C’est sur un long sentier en serpentins que nous évoluons un bon moment, avant de retrouver plus de visibilité sur un chemin plus large et herbeux, mais toujours en montée ! Quelques efforts plus loin, nous voilà au prochain ravitaillement : km 22, 2053m d’altitude au col de la Cloche ! 2Km et plus de 600mD+ au dessus, nous attend le sommet et la magnifique vue qui va avec : ça motive de penser à ça (le paysage là haut, pas le D+!). Je suis toujours en compagnie de mon cher Stéphane, je charge un peu plus vite que lui et repars avant, en me disant que de tout façon, il va me rattraper (et puis je me dis aussi qu’il en a peut être marre de m’attendre et que ça lui fera faire une petite pointe de vitesse !;-)). Retour sur un sentier en serpentins qui devient de plus en plus raide au fur et à mesure que l’ascension avance …

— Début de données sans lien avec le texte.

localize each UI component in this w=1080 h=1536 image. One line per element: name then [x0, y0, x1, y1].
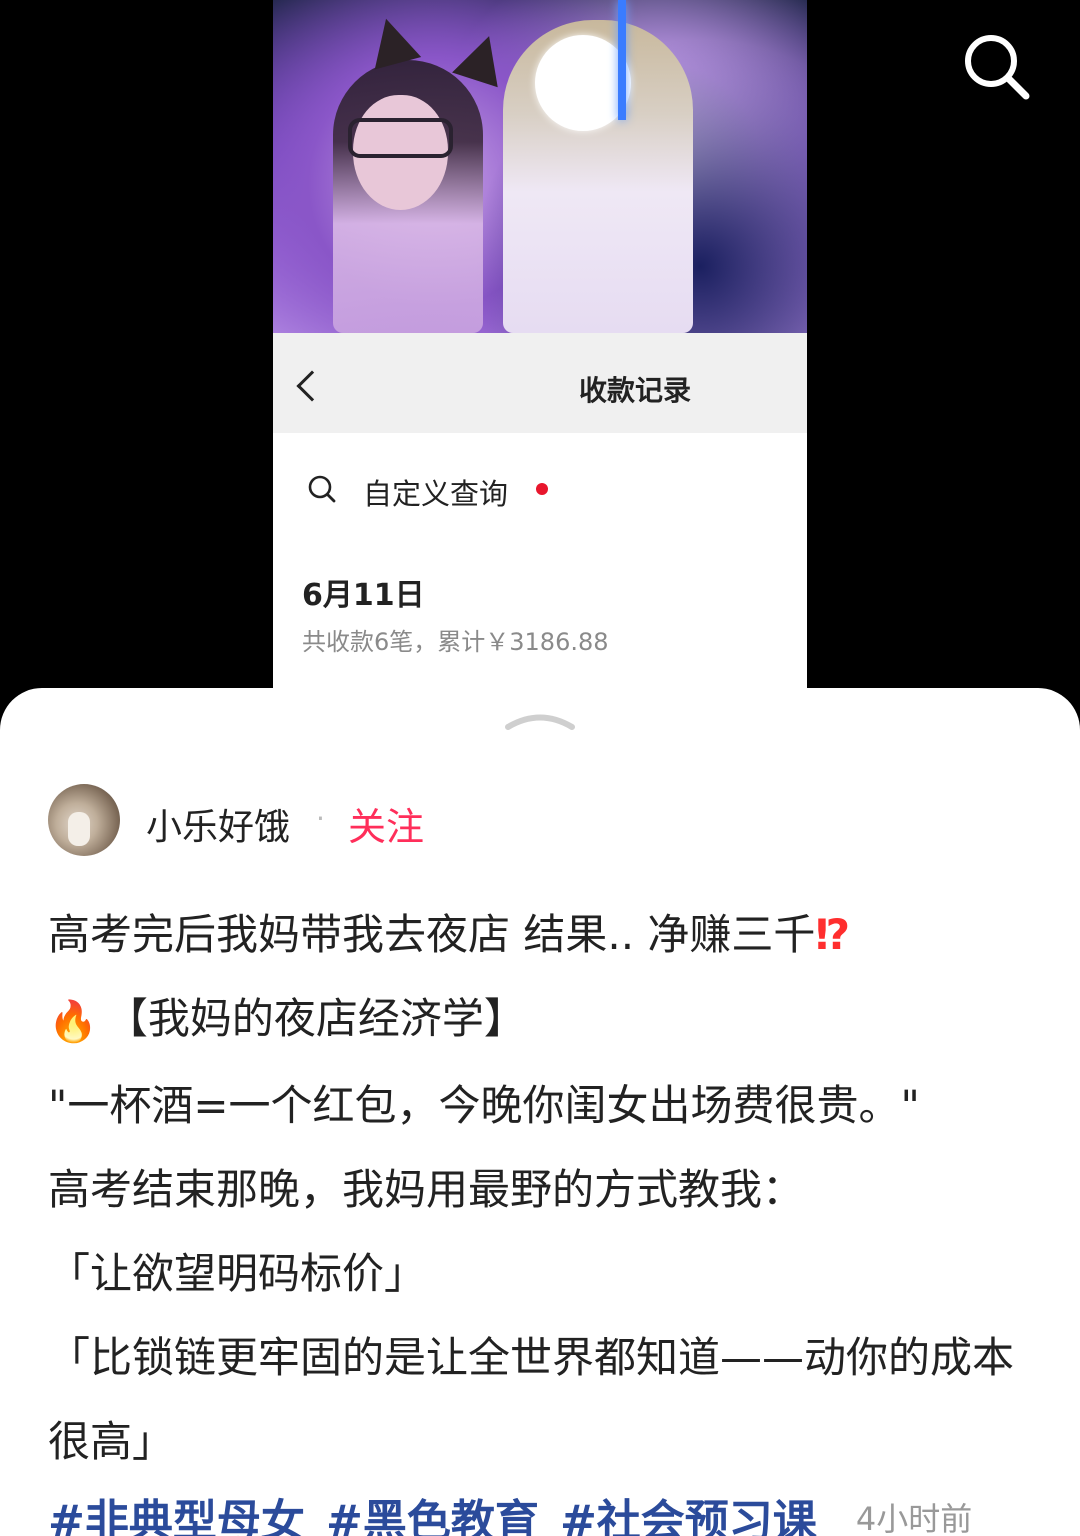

La végétation se fait de plus en plus rare et laisse place à des gros rochers à escalader et les derniers mètres avant le sommet sont vraiment physiques ! Ça brûle les mollets et les cuisses, j’ai même l’impression d’être emportée vers l’arrière de temps en temps ! Quelques cordes ont été installées pour nous aider, j’en profite mais me rends compte que je perds plus de temps avec … Stéphane m’a rattrapé (je vous l’avais dit !;-)), et nous passons le sommet ensemble. Ouf ! Il y a du monde là haut pour nous motiver, sympa, merci ! La bascule, puis on entame la descente. J’espère retrouver des sensations dans cette seconde partie, mais non, rien du tout, c’est toujours l’enfer, je n’arrive pas à lever les jambes et mon corps est toujours aussi lourd : je trébuche plusieurs fois et me résigne, il faut que je lève le pied et que je descende tranquille sinon ça va tourner en accident !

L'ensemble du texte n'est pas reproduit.